Caribbean color palette

From left to right, you’ve got the pale blue of the ocean close to shore, the light brown of the sand, the green of the lush vegetation, and the deep clear blue of the sky.

Update: A couple people asked, so here are the hex values for the above colors: 3DB8AE, FFEDD8, 396600, and 0050A2, respectively.


Slideshow of graphics submitted for New York

Slideshow of graphics submitted for New York magazine’s High Priority feature, the production of which Michael Bierut says “is as close as the graphic design world gets to an Olympic event”.


Shopsin’s is moving to Brooklyn. Wonder at

Shopsin’s is moving to Brooklyn. Wonder at the marvelous information design of Shopsin’s menu or read Calvin Trillin’s outing of the restaurant in the New Yorker.


Interview with Amy Franceschini, founder of Futurefarmers.

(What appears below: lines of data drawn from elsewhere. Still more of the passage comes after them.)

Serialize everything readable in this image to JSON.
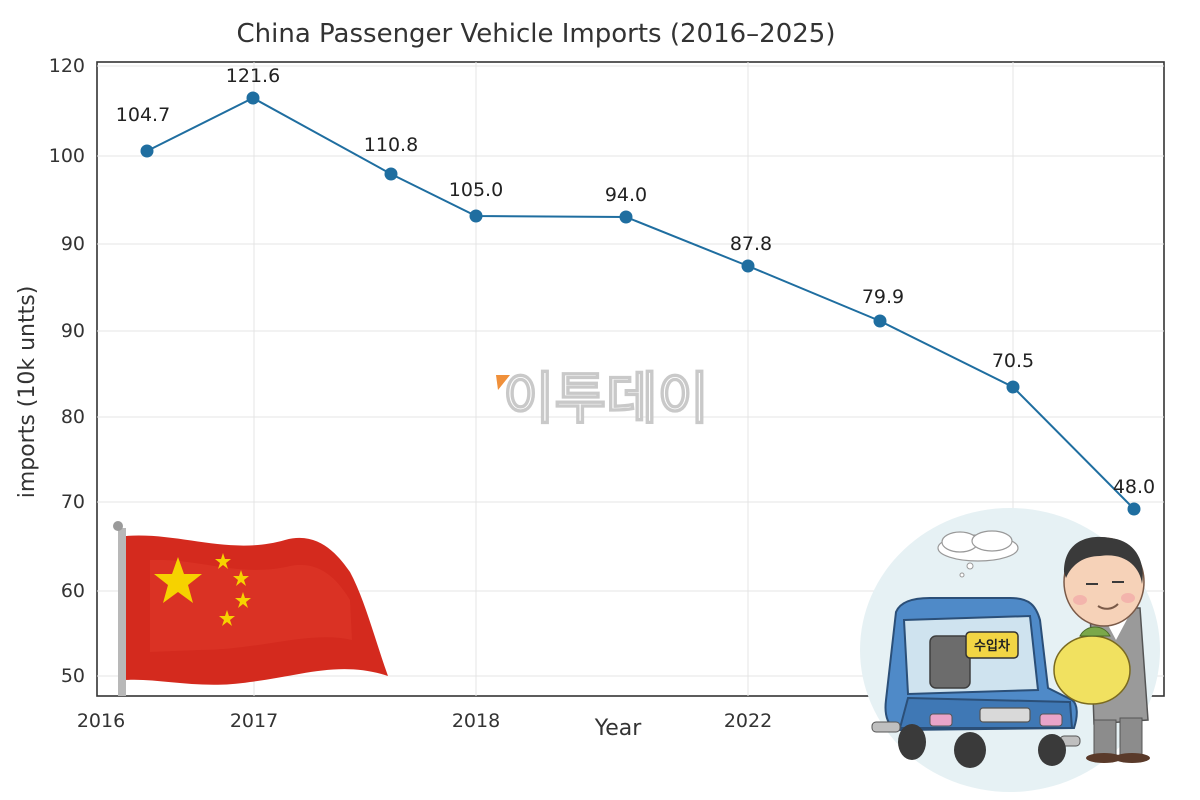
{
  "chart_data": {
    "type": "line",
    "title": "China Passenger Vehicle Imports (2016–2025)",
    "xlabel": "Year",
    "ylabel": "imports (10k untts)",
    "x_tick_labels": [
      "2016",
      "2017",
      "2018",
      "2022"
    ],
    "y_tick_labels": [
      "120",
      "100",
      "90",
      "90",
      "80",
      "70",
      "60",
      "50"
    ],
    "grid": true,
    "series": [
      {
        "color": "#1f6ea0",
        "labels": [
          "104.7",
          "121.6",
          "110.8",
          "105.0",
          "94.0",
          "87.8",
          "79.9",
          "70.5",
          "48.0"
        ]
      }
    ]
  },
  "watermark": {
    "text": "이투데이"
  },
  "illustration": {
    "sign_text": "수입차"
  },
  "colors": {
    "line": "#1f6ea0",
    "flag_red": "#d42a1e",
    "flag_star": "#f6d200",
    "car_blue": "#4f8ac8"
  }
}
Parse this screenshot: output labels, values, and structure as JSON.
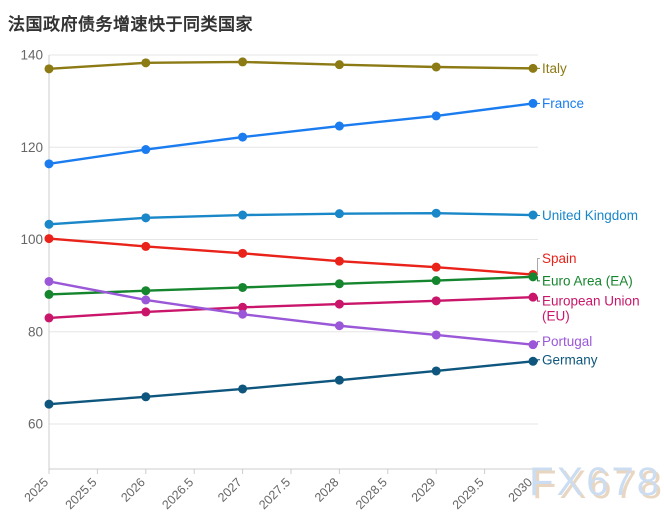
{
  "header": {
    "title": "法国政府债务增速快于同类国家",
    "title_color": "#333333"
  },
  "watermark": {
    "text": "FX678",
    "color": "#ccddf1",
    "shadow_color": "#e9d6c1"
  },
  "axes": {
    "y_tick_labels": [
      "60",
      "80",
      "100",
      "120",
      "140"
    ],
    "x_tick_labels": [
      "2025",
      "2025.5",
      "2026",
      "2026.5",
      "2027",
      "2027.5",
      "2028",
      "2028.5",
      "2029",
      "2029.5",
      "2030"
    ],
    "tick_label_color": "#666666",
    "grid_color": "#e6e6e6",
    "axis_color": "#cccccc",
    "leader_line_color": "#aaaaaa"
  },
  "chart_data": {
    "type": "line",
    "title": "法国政府债务增速快于同类国家",
    "x": [
      2025,
      2026,
      2027,
      2028,
      2029,
      2030
    ],
    "xlim": [
      2025,
      2030
    ],
    "ylim": [
      60,
      140
    ],
    "y_ticks": [
      60,
      80,
      100,
      120,
      140
    ],
    "x_tick_step": 0.5,
    "grid": "horizontal",
    "legend_position": "right-edge-labels",
    "markers": true,
    "series": [
      {
        "name": "Italy",
        "color": "#8c7a15",
        "values": [
          137.0,
          138.3,
          138.5,
          137.9,
          137.4,
          137.1
        ],
        "label_lines": [
          "Italy"
        ]
      },
      {
        "name": "France",
        "color": "#1b7cf0",
        "values": [
          116.4,
          119.5,
          122.2,
          124.6,
          126.8,
          129.5
        ],
        "label_lines": [
          "France"
        ]
      },
      {
        "name": "United Kingdom",
        "color": "#1987c8",
        "values": [
          103.3,
          104.7,
          105.3,
          105.6,
          105.7,
          105.3
        ],
        "label_lines": [
          "United Kingdom"
        ]
      },
      {
        "name": "Spain",
        "color": "#e9221a",
        "values": [
          100.2,
          98.5,
          97.0,
          95.3,
          94.0,
          92.4
        ],
        "label_lines": [
          "Spain"
        ]
      },
      {
        "name": "Euro Area (EA)",
        "color": "#15862e",
        "values": [
          88.1,
          88.9,
          89.6,
          90.4,
          91.1,
          91.9
        ],
        "label_lines": [
          "Euro Area (EA)"
        ]
      },
      {
        "name": "European Union (EU)",
        "color": "#c9156a",
        "values": [
          83.0,
          84.3,
          85.3,
          86.0,
          86.7,
          87.5
        ],
        "label_lines": [
          "European Union",
          "(EU)"
        ]
      },
      {
        "name": "Portugal",
        "color": "#9a58d8",
        "values": [
          90.9,
          86.9,
          83.8,
          81.3,
          79.3,
          77.2
        ],
        "label_lines": [
          "Portugal"
        ]
      },
      {
        "name": "Germany",
        "color": "#0e567e",
        "values": [
          64.3,
          65.9,
          67.6,
          69.5,
          71.5,
          73.6
        ],
        "label_lines": [
          "Germany"
        ]
      }
    ]
  }
}
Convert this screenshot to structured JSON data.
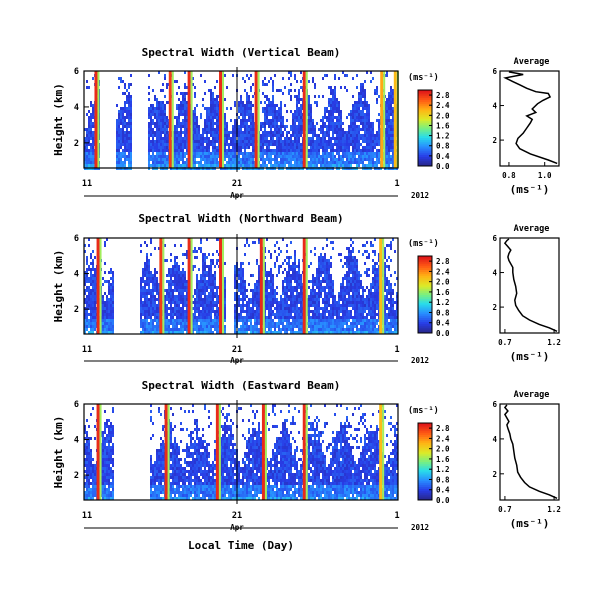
{
  "chart_data": [
    {
      "type": "heatmap",
      "title": "Spectral Width (Vertical Beam)",
      "ylabel": "Height (km)",
      "yticks": [
        "2",
        "4",
        "6"
      ],
      "ylim": [
        0.6,
        6
      ],
      "xtick_labels": [
        "11",
        "21",
        "1"
      ],
      "x_month": "Apr",
      "x_year": "2012",
      "colorbar": {
        "unit": "(ms⁻¹)",
        "ticks": [
          "0.0",
          "0.4",
          "0.8",
          "1.2",
          "1.6",
          "2.0",
          "2.4",
          "2.8"
        ],
        "range": [
          0,
          3.0
        ]
      },
      "gap_days": [
        1,
        2,
        3,
        4
      ],
      "spikes": [
        {
          "day": 1,
          "value": 2.9
        },
        {
          "day": 8.1,
          "value": 2.8
        },
        {
          "day": 9.9,
          "value": 2.9
        },
        {
          "day": 12.9,
          "value": 2.9
        },
        {
          "day": 16.3,
          "value": 2.9
        },
        {
          "day": 20.9,
          "value": 2.9
        },
        {
          "day": 28.3,
          "value": 2.3
        },
        {
          "day": 29.6,
          "value": 2.2
        }
      ]
    },
    {
      "type": "heatmap",
      "title": "Spectral Width (Northward Beam)",
      "ylabel": "Height (km)",
      "yticks": [
        "2",
        "4",
        "6"
      ],
      "ylim": [
        0.6,
        6
      ],
      "xtick_labels": [
        "11",
        "21",
        "1"
      ],
      "x_month": "Apr",
      "x_year": "2012",
      "colorbar": {
        "unit": "(ms⁻¹)",
        "ticks": [
          "0.0",
          "0.4",
          "0.8",
          "1.2",
          "1.6",
          "2.0",
          "2.4",
          "2.8"
        ],
        "range": [
          0,
          3.0
        ]
      },
      "gap_days": [
        1.8,
        3.5,
        9,
        9.5
      ],
      "spikes": [
        {
          "day": 1.2,
          "value": 2.9
        },
        {
          "day": 7.2,
          "value": 2.8
        },
        {
          "day": 9.9,
          "value": 2.9
        },
        {
          "day": 12.9,
          "value": 2.9
        },
        {
          "day": 16.8,
          "value": 2.9
        },
        {
          "day": 20.9,
          "value": 2.9
        },
        {
          "day": 28.2,
          "value": 2.2
        }
      ]
    },
    {
      "type": "heatmap",
      "title": "Spectral Width (Eastward Beam)",
      "ylabel": "Height (km)",
      "yticks": [
        "2",
        "4",
        "6"
      ],
      "ylim": [
        0.6,
        6
      ],
      "xtick_labels": [
        "11",
        "21",
        "1"
      ],
      "x_month": "Apr",
      "x_year": "2012",
      "xlabel": "Local Time (Day)",
      "colorbar": {
        "unit": "(ms⁻¹)",
        "ticks": [
          "0.0",
          "0.4",
          "0.8",
          "1.2",
          "1.6",
          "2.0",
          "2.4",
          "2.8"
        ],
        "range": [
          0,
          3.0
        ]
      },
      "gap_days": [
        1.8,
        4.2
      ],
      "spikes": [
        {
          "day": 1.2,
          "value": 2.9
        },
        {
          "day": 7.7,
          "value": 2.9
        },
        {
          "day": 12.6,
          "value": 2.9
        },
        {
          "day": 17.0,
          "value": 2.9
        },
        {
          "day": 20.9,
          "value": 2.9
        },
        {
          "day": 28.2,
          "value": 2.2
        }
      ]
    },
    {
      "type": "line",
      "title": "Average",
      "xlabel": "(ms⁻¹)",
      "xticks": [
        "0.8",
        "1.0"
      ],
      "xlim": [
        0.75,
        1.08
      ],
      "yticks": [
        "2",
        "4",
        "6"
      ],
      "ylim": [
        0.5,
        6
      ],
      "x": [
        1.07,
        1.02,
        0.92,
        0.86,
        0.84,
        0.85,
        0.88,
        0.9,
        0.92,
        0.93,
        0.9,
        0.95,
        0.93,
        0.96,
        0.99,
        1.03,
        1.02,
        0.95,
        0.9,
        0.86,
        0.82,
        0.78,
        0.88,
        0.8
      ],
      "y": [
        0.65,
        0.85,
        1.2,
        1.5,
        1.8,
        2.1,
        2.4,
        2.7,
        3.0,
        3.2,
        3.4,
        3.6,
        3.8,
        4.1,
        4.3,
        4.5,
        4.7,
        4.8,
        5.0,
        5.2,
        5.4,
        5.6,
        5.8,
        5.95
      ]
    },
    {
      "type": "line",
      "title": "Average",
      "xlabel": "(ms⁻¹)",
      "xticks": [
        "0.7",
        "1.2"
      ],
      "xlim": [
        0.65,
        1.25
      ],
      "yticks": [
        "2",
        "4",
        "6"
      ],
      "ylim": [
        0.5,
        6
      ],
      "x": [
        1.23,
        1.15,
        1.05,
        0.95,
        0.88,
        0.84,
        0.81,
        0.8,
        0.82,
        0.81,
        0.79,
        0.78,
        0.78,
        0.76,
        0.74,
        0.73,
        0.74,
        0.76,
        0.73,
        0.7,
        0.72,
        0.74
      ],
      "y": [
        0.6,
        0.8,
        1.0,
        1.25,
        1.5,
        1.8,
        2.1,
        2.4,
        2.8,
        3.2,
        3.6,
        4.0,
        4.3,
        4.5,
        4.7,
        4.9,
        5.1,
        5.3,
        5.5,
        5.7,
        5.85,
        5.95
      ]
    },
    {
      "type": "line",
      "title": "Average",
      "xlabel": "(ms⁻¹)",
      "xticks": [
        "0.7",
        "1.2"
      ],
      "xlim": [
        0.65,
        1.25
      ],
      "yticks": [
        "2",
        "4",
        "6"
      ],
      "ylim": [
        0.5,
        6
      ],
      "x": [
        1.23,
        1.15,
        1.05,
        0.95,
        0.9,
        0.86,
        0.83,
        0.82,
        0.8,
        0.79,
        0.78,
        0.76,
        0.75,
        0.73,
        0.72,
        0.74,
        0.72,
        0.7,
        0.73,
        0.7,
        0.72
      ],
      "y": [
        0.6,
        0.8,
        1.0,
        1.25,
        1.5,
        1.8,
        2.1,
        2.5,
        2.9,
        3.3,
        3.7,
        4.0,
        4.3,
        4.6,
        4.8,
        5.0,
        5.2,
        5.4,
        5.6,
        5.8,
        5.95
      ]
    }
  ]
}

Interview with Amy Franceschini, founder of Futurefarmers. Franceschini also had a hand in Atlas Magazine (blast from the past!), which was one of my favorite sites back in the day.


Bruce Sterling: “if you can explain what

Bruce Sterling: “if you can explain what you are doing with any conventional terminology, you’ve already been outsourced to India”.


Michael Bierut: “the great thing about graphic

Michael Bierut: “the great thing about graphic design is that it is almost always about something else”.